Parent-wrangling is a very special, ironic kind of Being In Charge. Having to be the boss of people who remember changing my diapers but don’t remember the past ten minutes requires vast amounts of patience and compassion I did not know I possessed. Repeating conversations hourly without losing my composure, talking my dad down from driving to the city (he would have gotten lost anyway) to “break her out” every night about ten o’clock. Waiting outside my room because I knew he was about to come back for a replay of that talk-down.
It can’t be a mystery why I would find playing a character with zero responsibility and zero impulse control cathartic. As Dandelion the harengon I did ridiculous things like sign up to be a jockey in the dinosaur races, and bait a camp of ghouls into ambush by insulting their mamas. I caused a large, particularly rude stork to plummet from the sky and laugh himself to death. Putting myself in extremely dangerous (fantasy) situations and allowing myself to respond in whatever outlandish way I felt like responding, with the only stakes being whether or not I could make my teammates laugh, somehow made the very real drama of my daytime life easier to manage.
I’m not alone in this sentiment. I have spoken with many friends over the years and it is always the same: we get to play out our no-consequences wishes in an arena that celebrates fun and creativity, playing make-believe with others who want to go along on the journey. That’s not all: we learn to take risks and think on our feet. It improves our problem solving and teamwork skills. It literally teaches us how to be better at being human (or, you know, elf, or dwarf, or gnome or tabaxi, whatever your true form is).
Credit: Angelee van Allman
The jackrabbit was not the only fantasy role I played while I was home. I also led a game (I was the DM, or Dungeon Master for the uninitiated) for the first time, with a group of friends online. The world we played in was light and whimsical, full of puzzles and gossip. As the DM I had to think fast and improvise in nearly every moment. It was something like a reversal of the other game: I set the boundaries and kept the players on track, but instead of herding people around trying to keep them safe like I did in my daytime life, I was encouraging them to be free and have fun. Once again stretching out of the stressful box I found myself in.
It is easy to chalk up the popularity of Dungeons and Dragons to simple escapism. In a way that’s exactly what it is, and not everyone necessarily uses it to cope. Coping isn’t always what I’m doing when I’m playing, either. Sometimes it’s just fun to be around friends and laugh a lot. But it has come through for me in heavy times. It would be irresponsible to suggest that gaming could take the place of therapy; it absolutely cannot. What it can do is provide an outlet for the creative play we forget how to access as adults. We all need to pretend, sometimes, to keep us human.

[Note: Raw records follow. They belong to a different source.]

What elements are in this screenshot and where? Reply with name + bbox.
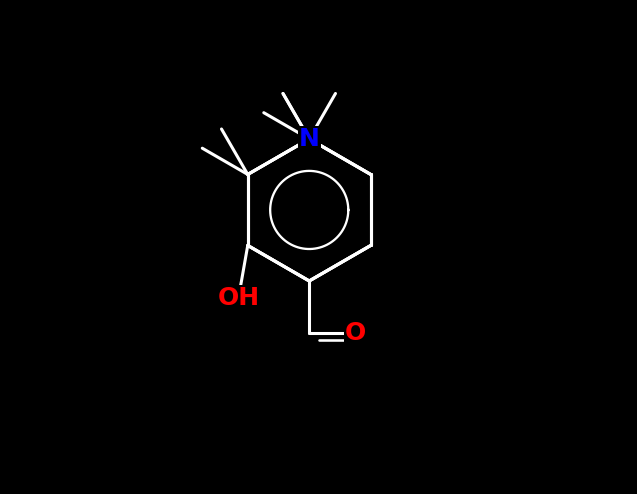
Text: O: O — [345, 322, 366, 345]
Text: N: N — [299, 127, 320, 151]
Text: OH: OH — [217, 286, 259, 310]
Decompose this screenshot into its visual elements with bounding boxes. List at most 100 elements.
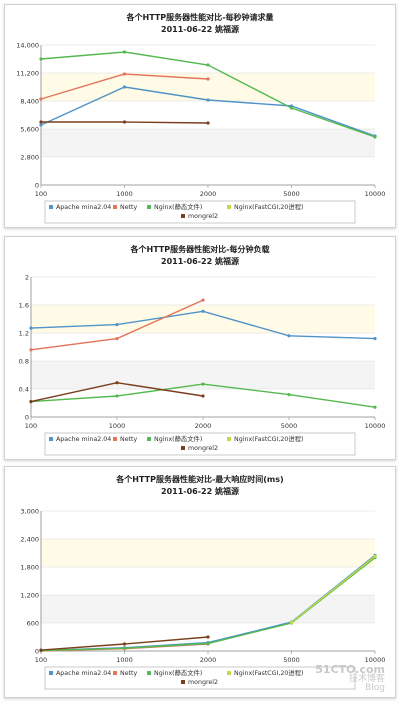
legend-label-netty: Netty [120, 204, 138, 211]
data-point-mongrel2 [201, 394, 205, 398]
data-point-netty [201, 298, 205, 302]
data-point-apache-mina2-04 [206, 98, 210, 102]
chart-title: 各个HTTP服务器性能对比-每分钟负载 [130, 244, 270, 254]
data-point-mongrel2 [39, 120, 43, 124]
plot-band [31, 305, 375, 333]
y-tick-label: 1,200 [20, 592, 39, 600]
data-point-apache-mina2-04 [39, 123, 43, 127]
x-tick-label: 10000 [365, 656, 386, 664]
data-point-nginx [39, 57, 43, 61]
data-point-nginx [289, 106, 294, 110]
x-tick-label: 2000 [200, 190, 217, 198]
y-tick-label: 1,800 [20, 564, 39, 572]
data-point-mongrel2 [206, 635, 210, 639]
data-point-mongrel2 [206, 121, 210, 125]
data-point-mongrel2 [122, 642, 127, 646]
data-point-apache-mina2-04 [115, 323, 119, 327]
y-tick-label: 0.8 [19, 358, 29, 366]
data-point-netty [39, 97, 43, 101]
x-tick-label: 1000 [116, 656, 133, 664]
legend-swatch-nginx-fastcgi-20 [227, 437, 231, 441]
chart-max-response-time: 各个HTTP服务器性能对比-最大响应时间(ms) 2011-06-22 姚福源 0 6… [20, 474, 386, 690]
y-tick-label: 3,000 [20, 508, 39, 516]
plot-band [31, 389, 375, 417]
data-point-netty [122, 72, 127, 76]
data-point-nginx-fastcgi-20 [289, 620, 294, 625]
y-tick-label: 11,200 [16, 70, 39, 78]
chart-subtitle: 2011-06-22 姚福源 [161, 256, 239, 266]
data-point-nginx [122, 50, 127, 54]
data-point-nginx [206, 63, 210, 67]
y-tick-label: 1.2 [19, 330, 29, 338]
data-point-nginx [206, 641, 210, 646]
chart-panel-1: 各个HTTP服务器性能对比-每秒钟请求量 2011-06-22 姚福源 0 2,800… [4, 4, 396, 228]
y-tick-label: 0 [25, 414, 29, 422]
legend-swatch-nginx-fastcgi-20 [227, 205, 231, 209]
data-point-nginx [115, 394, 119, 398]
chart-title: 各个HTTP服务器性能对比-每秒钟请求量 [126, 12, 274, 22]
chart-subtitle: 2011-06-22 姚福源 [161, 24, 239, 34]
legend-swatch-apache-mina2-04 [49, 437, 53, 441]
chart-load-per-minute: 各个HTTP服务器性能对比-每分钟负载 2011-06-22 姚福源 0 0.4 0.8… [19, 244, 385, 456]
y-tick-label: 2 [25, 274, 29, 282]
plot-band [41, 567, 375, 595]
legend-swatch-mongrel2 [181, 680, 185, 684]
legend-label-mongrel2: mongrel2 [188, 445, 218, 452]
x-tick-label: 100 [35, 190, 47, 198]
data-point-apache-mina2-04 [201, 309, 205, 313]
plot-band [41, 157, 375, 185]
x-tick-label: 5000 [283, 190, 300, 198]
data-point-apache-mina2-04 [29, 326, 33, 330]
plot-band [41, 539, 375, 567]
plot-band [41, 129, 375, 157]
data-point-nginx [373, 135, 377, 139]
data-point-netty [29, 348, 33, 352]
plot-band [41, 595, 375, 623]
legend-swatch-netty [113, 671, 117, 675]
chart-requests-per-second: 各个HTTP服务器性能对比-每秒钟请求量 2011-06-22 姚福源 0 2,800… [16, 12, 386, 224]
data-point-netty [206, 77, 210, 81]
legend-swatch-nginx [147, 205, 151, 209]
legend-label-nginx: Nginx(静态文件) [154, 202, 202, 211]
data-point-mongrel2 [115, 381, 119, 385]
x-tick-label: 1000 [109, 422, 126, 430]
series-line-nginx-fastcgi-20 [291, 555, 376, 624]
legend-swatch-nginx [147, 437, 151, 441]
y-tick-label: 0 [35, 648, 39, 656]
legend-swatch-apache-mina2-04 [49, 205, 53, 209]
data-point-nginx [287, 393, 291, 397]
legend-label-nginx-fastcgi-20: Nginx(FastCGI,20进程) [234, 202, 303, 211]
y-tick-label: 0.4 [19, 386, 29, 394]
x-tick-label: 100 [35, 656, 47, 664]
plot-band [31, 333, 375, 361]
x-tick-label: 5000 [281, 422, 298, 430]
y-tick-label: 1.6 [19, 302, 29, 310]
x-tick-label: 2000 [195, 422, 212, 430]
x-tick-label: 5000 [283, 656, 300, 664]
x-tick-label: 10000 [365, 190, 386, 198]
data-point-nginx-fastcgi-20 [373, 554, 377, 558]
chart-panel-2: 各个HTTP服务器性能对比-每分钟负载 2011-06-22 姚福源 0 0.4 0.8… [4, 236, 396, 460]
y-tick-label: 2,400 [20, 536, 39, 544]
legend-label-netty: Netty [120, 670, 138, 677]
y-tick-label: 600 [27, 620, 39, 628]
legend-box [44, 666, 356, 690]
watermark-line2: 技术博客 [348, 674, 385, 684]
data-point-nginx [122, 646, 127, 650]
watermark: 51CTO.com 技术博客 Blog [315, 664, 385, 693]
watermark-line1: 51CTO.com [315, 663, 385, 676]
legend-swatch-netty [113, 205, 117, 209]
legend-label-nginx: Nginx(静态文件) [154, 668, 202, 677]
legend-box [44, 200, 356, 224]
data-point-netty [115, 337, 119, 341]
data-point-nginx [201, 382, 205, 386]
legend-label-nginx-fastcgi-20: Nginx(FastCGI,20进程) [234, 434, 303, 443]
data-point-mongrel2 [122, 120, 127, 124]
legend-box [44, 432, 356, 456]
y-tick-label: 5,600 [20, 126, 39, 134]
legend-swatch-netty [113, 437, 117, 441]
y-tick-label: 14,000 [16, 42, 39, 50]
data-point-mongrel2 [29, 400, 33, 404]
legend-label-netty: Netty [120, 436, 138, 443]
legend-label-nginx-fastcgi-20: Nginx(FastCGI,20进程) [234, 668, 303, 677]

To the would-be players who haven’t tried D&D yet, I say go in with the intention to laugh and have a good time. It is a silly, silly game. But don’t forget to let yourself try things, take risks, stretch your imagination. You will find you are more than you knew. And to anyone in a stressful situation that makes you play the adult more than you want
to (everyday life?), try Dungeons and Dragons. My dad is still alive, and I am not a murderer; I have playtime to thank for it.